Through Life’s Struggles to Peace with God
(Lectionary Starters)

Fifth Sunday in Lent, Year B
April 6, 2003
Jeremiah 31:31-34; Psalms 51:1-12; Hebrews 5:5-10
Jim Killen, A minister of the United Methodist Church, Beaumont, TX

We have been talking together for several weeks about what it means to live a life shaped by a covenant with God. We have hoped that, by being at peace with God, we can also be at peace with ourselves – and with each other – and with life. Two of our scripture lessons teach us that this should be an inward thing that shapes our lives from the inside out. Jeremiah speaks of the law of God being put within us and written on our hearts. The psalmist teaches us to pray for a clean heart, for a new and right spirit, for a close relationship with God and for a renewal of the joy of our salvation.

Does that sound like something you want? For those of you who have spent much time fighting your way through a life that sometimes resembles a kind of warfare, that kind of peace with God may be something that your heart yearns for. But that same experience of struggling may make you doubt that such a peace could even be possible.

The Bible is realistic about that. It tells us that God can lead us through the struggles to peace.

I. Have you ever felt like giving up hope of ever living a peace with God?
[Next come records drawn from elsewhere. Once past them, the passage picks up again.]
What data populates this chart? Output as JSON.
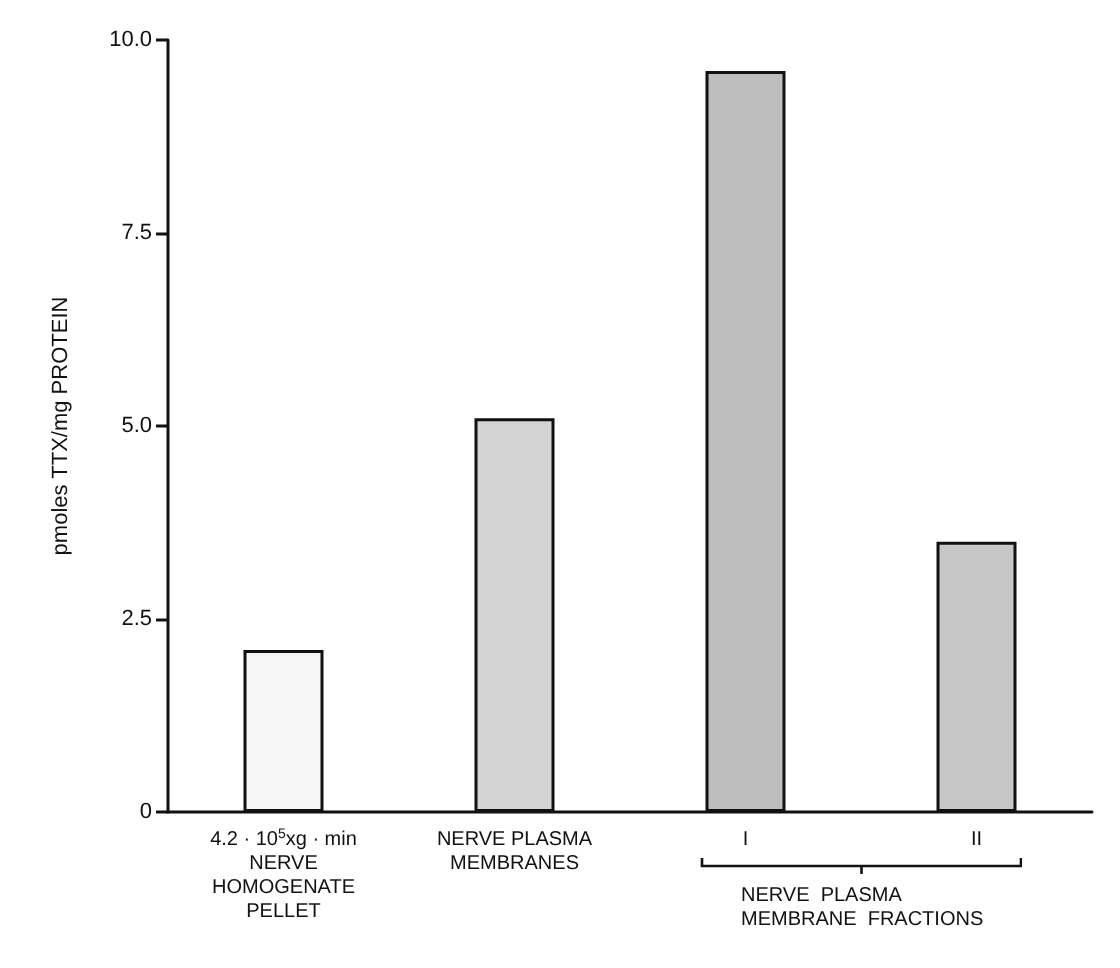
{
  "chart_data": {
    "type": "bar",
    "ylabel": "pmoles TTX/mg PROTEIN",
    "categories": [
      "4.2 · 10$^{5}$xg · min\nNERVE\nHOMOGENATE\nPELLET",
      "NERVE PLASMA\nMEMBRANES",
      "I",
      "II"
    ],
    "values": [
      2.1,
      5.1,
      9.6,
      3.5
    ],
    "colors": [
      "#f6f6f6",
      "#d4d4d4",
      "#bdbdbd",
      "#c6c6c6"
    ],
    "ylim": [
      0,
      10
    ],
    "yticks": [
      0,
      2.5,
      {
        "value": 5,
        "label": "5.0"
      },
      7.5,
      {
        "value": 10,
        "label": "10.0"
      }
    ],
    "grid": false,
    "annotations": [
      "NERVE  PLASMA\nMEMBRANE  FRACTIONS"
    ]
  }
}
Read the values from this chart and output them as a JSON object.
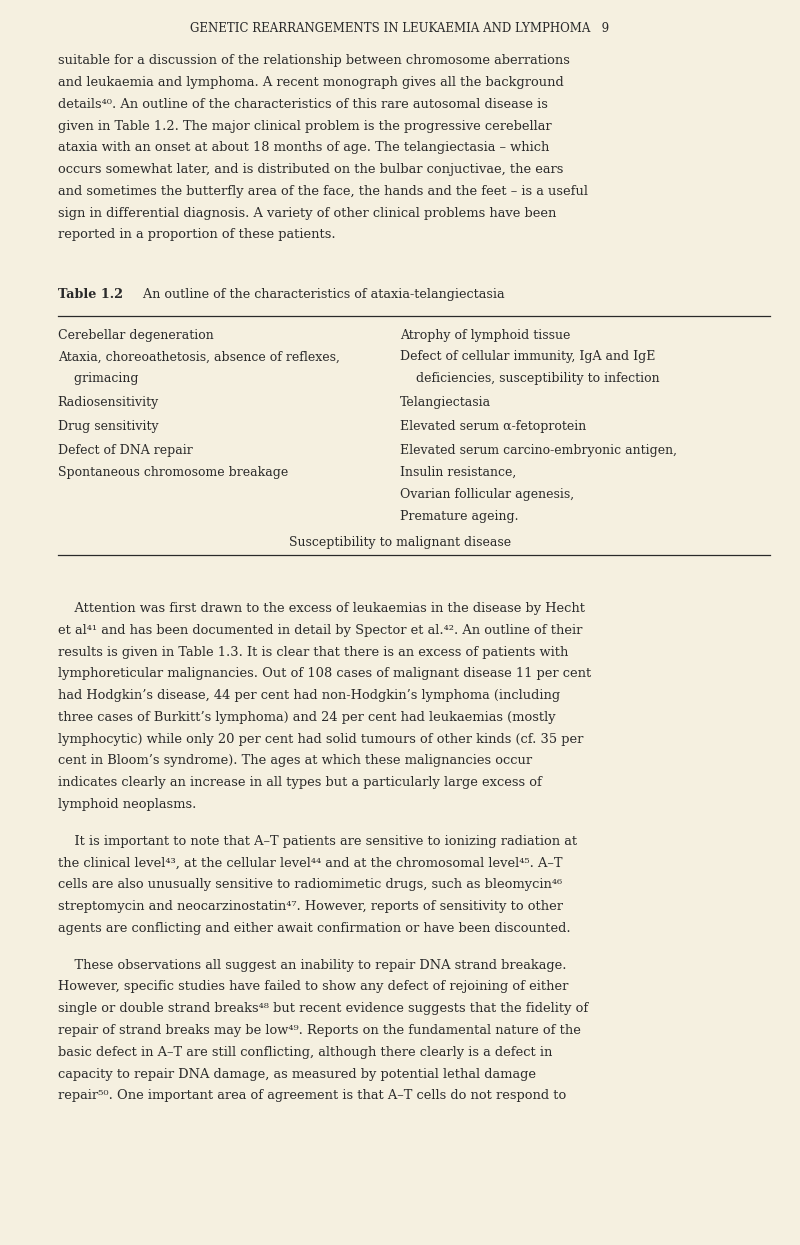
{
  "bg_color": "#f5f0e0",
  "text_color": "#2a2a2a",
  "page_width": 8.0,
  "page_height": 12.45,
  "header": "GENETIC REARRANGEMENTS IN LEUKAEMIA AND LYMPHOMA   9",
  "paragraph1_lines": [
    "suitable for a discussion of the relationship between chromosome aberrations",
    "and leukaemia and lymphoma. A recent monograph gives all the background",
    "details⁴⁰. An outline of the characteristics of this rare autosomal disease is",
    "given in Table 1.2. The major clinical problem is the progressive cerebellar",
    "ataxia with an onset at about 18 months of age. The telangiectasia – which",
    "occurs somewhat later, and is distributed on the bulbar conjuctivae, the ears",
    "and sometimes the butterfly area of the face, the hands and the feet – is a useful",
    "sign in differential diagnosis. A variety of other clinical problems have been",
    "reported in a proportion of these patients."
  ],
  "table_title_bold": "Table 1.2",
  "table_title_normal": "   An outline of the characteristics of ataxia-telangiectasia",
  "table_col1_rows": [
    "Cerebellar degeneration",
    "Ataxia, choreoathetosis, absence of reflexes,",
    "    grimacing",
    "Radiosensitivity",
    "Drug sensitivity",
    "Defect of DNA repair",
    "Spontaneous chromosome breakage",
    "",
    "Susceptibility to malignant disease"
  ],
  "table_col2_rows": [
    "Atrophy of lymphoid tissue",
    "Defect of cellular immunity, IgA and IgE",
    "    deficiencies, susceptibility to infection",
    "Telangiectasia",
    "Elevated serum α-fetoprotein",
    "Elevated serum carcino-embryonic antigen,",
    "Insulin resistance,",
    "Ovarian follicular agenesis,",
    "Premature ageing."
  ],
  "paragraph2_lines": [
    "    Attention was first drawn to the excess of leukaemias in the disease by Hecht",
    "et al⁴¹ and has been documented in detail by Spector et al.⁴². An outline of their",
    "results is given in Table 1.3. It is clear that there is an excess of patients with",
    "lymphoreticular malignancies. Out of 108 cases of malignant disease 11 per cent",
    "had Hodgkin’s disease, 44 per cent had non-Hodgkin’s lymphoma (including",
    "three cases of Burkitt’s lymphoma) and 24 per cent had leukaemias (mostly",
    "lymphocytic) while only 20 per cent had solid tumours of other kinds (cf. 35 per",
    "cent in Bloom’s syndrome). The ages at which these malignancies occur",
    "indicates clearly an increase in all types but a particularly large excess of",
    "lymphoid neoplasms."
  ],
  "paragraph3_lines": [
    "    It is important to note that A–T patients are sensitive to ionizing radiation at",
    "the clinical level⁴³, at the cellular level⁴⁴ and at the chromosomal level⁴⁵. A–T",
    "cells are also unusually sensitive to radiomimetic drugs, such as bleomycin⁴⁶",
    "streptomycin and neocarzinostatin⁴⁷. However, reports of sensitivity to other",
    "agents are conflicting and either await confirmation or have been discounted."
  ],
  "paragraph4_lines": [
    "    These observations all suggest an inability to repair DNA strand breakage.",
    "However, specific studies have failed to show any defect of rejoining of either",
    "single or double strand breaks⁴⁸ but recent evidence suggests that the fidelity of",
    "repair of strand breaks may be low⁴⁹. Reports on the fundamental nature of the",
    "basic defect in A–T are still conflicting, although there clearly is a defect in",
    "capacity to repair DNA damage, as measured by potential lethal damage",
    "repair⁵⁰. One important area of agreement is that A–T cells do not respond to"
  ]
}
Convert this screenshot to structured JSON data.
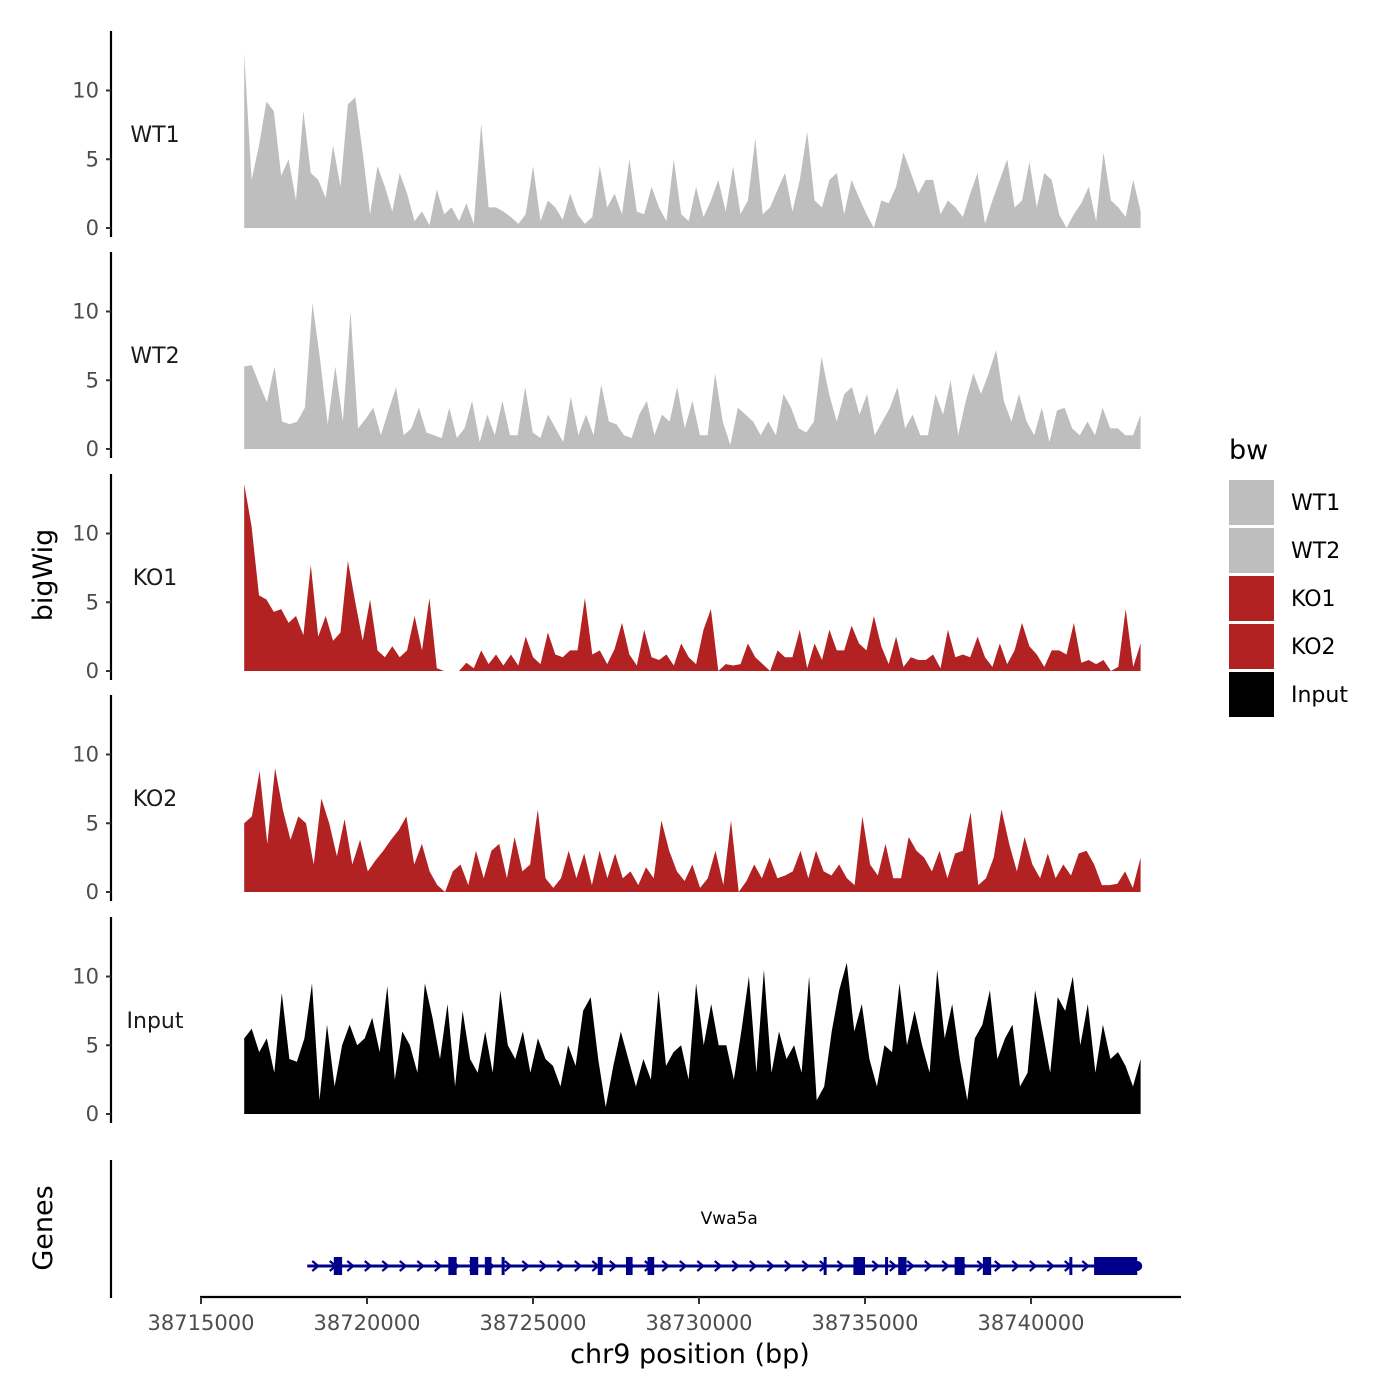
{
  "chart_data": {
    "type": "area",
    "chromosome": "chr9",
    "xlabel": "chr9 position (bp)",
    "ylabel": "bigWig",
    "genes_label": "Genes",
    "xlim": [
      38714000,
      38743500
    ],
    "x_ticks": [
      38715000,
      38720000,
      38725000,
      38730000,
      38735000,
      38740000
    ],
    "x_tick_labels": [
      "38715000",
      "38720000",
      "38725000",
      "38730000",
      "38735000",
      "38740000"
    ],
    "ylim": [
      0,
      14
    ],
    "y_ticks": [
      0,
      5,
      10
    ],
    "y_tick_labels": [
      "0",
      "5",
      "10"
    ],
    "data_range": [
      38716300,
      38743300
    ],
    "legend": {
      "title": "bw",
      "entries": [
        {
          "label": "WT1",
          "color": "#bebebe"
        },
        {
          "label": "WT2",
          "color": "#bebebe"
        },
        {
          "label": "KO1",
          "color": "#b22222"
        },
        {
          "label": "KO2",
          "color": "#b22222"
        },
        {
          "label": "Input",
          "color": "#000000"
        }
      ]
    },
    "tracks": [
      {
        "name": "WT1",
        "color": "#bebebe",
        "values": [
          12.7,
          3.5,
          6.0,
          9.2,
          8.5,
          3.8,
          5.0,
          2.0,
          8.5,
          4.0,
          3.5,
          2.2,
          6.0,
          3.0,
          9.0,
          9.5,
          5.5,
          1.0,
          4.5,
          3.0,
          1.2,
          4.0,
          2.5,
          0.5,
          1.2,
          0.2,
          2.8,
          1.0,
          1.5,
          0.5,
          1.8,
          0.3,
          7.6,
          1.5,
          1.5,
          1.2,
          0.8,
          0.3,
          1.0,
          4.5,
          0.5,
          2.0,
          1.5,
          0.6,
          2.5,
          1.0,
          0.3,
          0.8,
          4.5,
          1.5,
          2.5,
          1.0,
          5.0,
          1.2,
          1.0,
          3.0,
          1.5,
          0.5,
          5.0,
          1.0,
          0.5,
          3.0,
          0.8,
          2.0,
          3.5,
          1.2,
          4.5,
          1.0,
          2.0,
          6.5,
          1.0,
          1.5,
          2.8,
          4.0,
          1.2,
          3.5,
          7.0,
          2.0,
          1.5,
          3.5,
          4.0,
          1.0,
          3.5,
          2.2,
          1.0,
          0.0,
          2.0,
          1.8,
          3.0,
          5.5,
          4.0,
          2.5,
          3.5,
          3.5,
          1.0,
          2.0,
          1.5,
          0.8,
          2.5,
          4.0,
          0.3,
          2.0,
          3.5,
          5.0,
          1.5,
          2.0,
          4.8,
          1.5,
          4.0,
          3.5,
          1.0,
          0.0,
          1.0,
          1.8,
          3.0,
          0.5,
          5.5,
          2.0,
          1.5,
          0.8,
          3.5,
          1.2
        ]
      },
      {
        "name": "WT2",
        "color": "#bebebe",
        "values": [
          6.0,
          6.1,
          4.7,
          3.4,
          6.0,
          2.0,
          1.8,
          2.0,
          3.0,
          10.6,
          6.5,
          1.8,
          6.0,
          2.0,
          10.0,
          1.5,
          2.2,
          3.0,
          1.0,
          2.8,
          4.5,
          1.0,
          1.5,
          3.0,
          1.2,
          1.0,
          0.8,
          3.0,
          0.8,
          1.5,
          3.5,
          0.5,
          2.5,
          1.0,
          3.5,
          1.0,
          1.0,
          4.5,
          1.2,
          0.8,
          2.5,
          1.5,
          0.5,
          3.8,
          1.0,
          2.5,
          1.0,
          4.7,
          2.0,
          1.8,
          1.0,
          0.8,
          2.5,
          3.5,
          1.0,
          2.5,
          2.0,
          4.5,
          1.5,
          3.5,
          1.0,
          1.0,
          5.5,
          2.0,
          0.3,
          3.0,
          2.5,
          2.0,
          1.0,
          2.0,
          1.0,
          4.0,
          3.0,
          1.5,
          1.2,
          2.0,
          6.7,
          4.0,
          2.0,
          4.0,
          4.5,
          2.5,
          4.0,
          1.0,
          2.0,
          3.0,
          4.5,
          1.5,
          2.5,
          1.0,
          1.0,
          4.0,
          2.5,
          5.0,
          1.0,
          3.5,
          5.5,
          4.0,
          5.5,
          7.2,
          3.5,
          2.0,
          4.0,
          2.0,
          1.0,
          3.0,
          0.5,
          2.8,
          3.0,
          1.5,
          1.0,
          2.0,
          1.0,
          3.0,
          1.5,
          1.5,
          1.0,
          1.0,
          2.5
        ]
      },
      {
        "name": "KO1",
        "color": "#b22222",
        "values": [
          13.6,
          10.5,
          5.5,
          5.2,
          4.3,
          4.5,
          3.5,
          4.0,
          2.6,
          7.7,
          2.5,
          4.0,
          2.2,
          2.8,
          8.0,
          5.0,
          2.2,
          5.2,
          1.5,
          1.0,
          1.8,
          1.0,
          1.5,
          4.0,
          1.5,
          5.3,
          0.2,
          0.0,
          0.0,
          0.0,
          0.6,
          0.2,
          1.5,
          0.5,
          1.2,
          0.4,
          1.2,
          0.4,
          2.5,
          1.0,
          0.5,
          2.8,
          1.2,
          1.0,
          1.5,
          1.5,
          5.3,
          1.2,
          1.5,
          0.5,
          1.6,
          3.5,
          1.2,
          0.4,
          3.0,
          1.0,
          0.8,
          1.2,
          0.4,
          2.0,
          1.0,
          0.5,
          3.0,
          4.5,
          0.0,
          0.5,
          0.4,
          0.5,
          2.0,
          1.0,
          0.5,
          0.0,
          1.5,
          1.0,
          1.0,
          3.0,
          0.2,
          2.0,
          0.8,
          3.0,
          1.5,
          1.5,
          3.3,
          2.0,
          1.5,
          4.0,
          1.8,
          0.5,
          2.5,
          0.3,
          1.0,
          0.8,
          0.8,
          1.2,
          0.2,
          3.0,
          1.0,
          1.2,
          1.0,
          2.5,
          1.0,
          0.3,
          2.0,
          0.5,
          1.5,
          3.5,
          1.8,
          1.2,
          0.3,
          1.5,
          1.5,
          1.2,
          3.5,
          0.6,
          0.8,
          0.5,
          0.8,
          0.0,
          0.3,
          4.5,
          0.3,
          2.0
        ]
      },
      {
        "name": "KO2",
        "color": "#b22222",
        "values": [
          5.0,
          5.5,
          8.8,
          3.5,
          9.0,
          6.0,
          3.8,
          5.5,
          5.0,
          2.0,
          6.8,
          5.0,
          2.6,
          5.3,
          2.0,
          3.8,
          1.5,
          2.3,
          3.0,
          3.8,
          4.5,
          5.5,
          2.0,
          3.5,
          1.5,
          0.5,
          0.0,
          1.5,
          2.0,
          0.5,
          3.0,
          1.0,
          3.0,
          3.5,
          1.0,
          4.0,
          1.5,
          2.0,
          6.0,
          1.0,
          0.3,
          1.0,
          3.0,
          1.0,
          2.8,
          0.5,
          3.0,
          1.0,
          2.8,
          1.0,
          1.5,
          0.5,
          1.8,
          1.0,
          5.2,
          3.0,
          1.5,
          0.8,
          2.0,
          0.3,
          1.0,
          3.0,
          0.5,
          5.2,
          0.0,
          0.8,
          2.0,
          1.0,
          2.5,
          1.0,
          1.2,
          1.5,
          3.0,
          1.0,
          3.0,
          1.5,
          1.2,
          2.0,
          1.0,
          0.5,
          5.5,
          2.0,
          1.2,
          3.5,
          1.0,
          1.0,
          4.0,
          3.0,
          2.5,
          1.5,
          3.0,
          1.0,
          2.8,
          3.0,
          5.8,
          0.5,
          1.0,
          2.5,
          6.0,
          3.5,
          1.5,
          4.0,
          2.0,
          1.0,
          2.8,
          1.0,
          2.0,
          1.2,
          2.8,
          3.0,
          2.0,
          0.5,
          0.5,
          0.6,
          1.5,
          0.3,
          2.5
        ]
      },
      {
        "name": "Input",
        "color": "#000000",
        "values": [
          5.5,
          6.2,
          4.5,
          5.5,
          3.0,
          8.8,
          4.0,
          3.8,
          5.5,
          9.5,
          1.0,
          6.5,
          2.0,
          5.0,
          6.5,
          5.0,
          5.5,
          7.0,
          4.5,
          9.3,
          2.5,
          6.0,
          5.0,
          3.0,
          9.5,
          7.0,
          4.0,
          8.0,
          2.0,
          7.5,
          4.0,
          3.0,
          6.0,
          3.0,
          9.0,
          5.0,
          4.0,
          6.0,
          3.0,
          5.5,
          4.0,
          3.5,
          2.0,
          5.0,
          3.5,
          7.5,
          8.5,
          4.0,
          0.5,
          3.5,
          6.0,
          4.0,
          2.0,
          4.0,
          2.5,
          9.0,
          3.5,
          4.5,
          5.0,
          2.5,
          9.5,
          5.0,
          8.0,
          5.0,
          5.0,
          2.5,
          6.0,
          10.0,
          3.0,
          10.5,
          3.0,
          6.0,
          4.0,
          5.0,
          3.0,
          10.0,
          1.0,
          2.0,
          6.0,
          9.0,
          11.0,
          6.0,
          8.0,
          4.0,
          2.0,
          5.0,
          4.5,
          9.5,
          5.0,
          7.5,
          5.0,
          3.0,
          10.5,
          5.5,
          8.0,
          4.0,
          1.0,
          5.5,
          6.5,
          9.0,
          4.0,
          5.5,
          6.5,
          2.0,
          3.0,
          9.0,
          6.0,
          3.0,
          8.5,
          7.5,
          10.0,
          5.0,
          8.0,
          3.0,
          6.5,
          4.0,
          4.5,
          3.5,
          2.0,
          4.0
        ]
      }
    ],
    "gene": {
      "name": "Vwa5a",
      "color": "#00008b",
      "strand": "+",
      "start": 38718200,
      "end": 38743200,
      "exons": [
        [
          38719000,
          38719250
        ],
        [
          38722450,
          38722700
        ],
        [
          38723100,
          38723350
        ],
        [
          38723550,
          38723750
        ],
        [
          38726950,
          38727100
        ],
        [
          38727800,
          38728000
        ],
        [
          38728450,
          38728650
        ],
        [
          38734650,
          38735000
        ],
        [
          38736000,
          38736250
        ],
        [
          38737700,
          38738000
        ],
        [
          38738550,
          38738800
        ],
        [
          38741900,
          38743200
        ]
      ],
      "introns_small": [
        38724100,
        38733800,
        38735650,
        38741200
      ]
    }
  }
}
The Bible talks a lot about what it means to live in a covenant with God. It tells us that God has promised to love us and to be there for us and to make fullness of life possible for us. It tells us that we are to respond by trusting God’s promise and by living lives shaped inwardly by obedience to God’s will and commitment to God’s loving purpose. That sounds good.

But life in the real world often seems to make that seem very difficult if not impossible. Sometimes we experience things in life that seem to represent God’s loving presence. But we experience lots of other things that seem cruel and exploitative or indifferent. And the things life requires us to do often make trusting seem foolish. They make obedience to God’s loving purpose seem like a loser’s role.

It is easy to lose hope and sink into cynical participation in all that is going on in the world.

II. But the Bible doesn’t say it will be easy to come into covenant with God.

Jeremiah represented God offering a new covenant to the people of Israel after a long and painful history of God offering covenant to the people but the people breaking the covenant and suffering for it. And the psalmist, a prayer for a clean heart is part of a prayer of repentance in which the prayer confesses and struggles with everything that is wrong in his life.

Here is another aspect of this struggle that you may not have thought of. God has been struggling to come into a right relationship with us. The history to which Jeremiah referred suggests a long and anguished process of God reaching out to us. The book of Hebrews tells us that, before Jesus was raised up to represent us in the presence of God, he shared our own experiences of life. He offered up prayers and supplications with loud cries and tears, and “learned obedience through suffering”. John 12:27 tells us that Jesus had to work his way through great ambivalence to be obedient to what he found to be God’s purpose for him. “Now my soul is troubled. And what shall I say…”

This right relationship with God is something that finally emerges when our struggling toward God meets God’s struggling to reach us.

III. How can that happen for us?

First, do not lose hope. Recognize that the spiritual struggles of your life are signs that you are spiritually alive, not that you are spiritually dead.

Eventually, in the midst of the struggle, you may break through into a sort of a “clearing” where you realize that some things you have been struggling with – or for – are not really important. You will realize that God really does forgive you for the wrongness in your life and accept you as you are. Then you will find yourself able to go on working with God – not against him – to become what you hope to be. This is more likely to happen when you have been in the struggle a long time. Those who are young can look forward to that and keep struggling.

Hold this vision of God in mind. There is one who is an aspect of God’s being who understands our life’s struggles because he has been through them. And God is working to reach out to us even as we reach out to him. It was for this purpose that Christ suffered and died. He said, “…when I am lifted up from the earth, (on a cross) I will draw all people to myself” (John 12:32). Remember that. Hang on to hope. Keep struggling.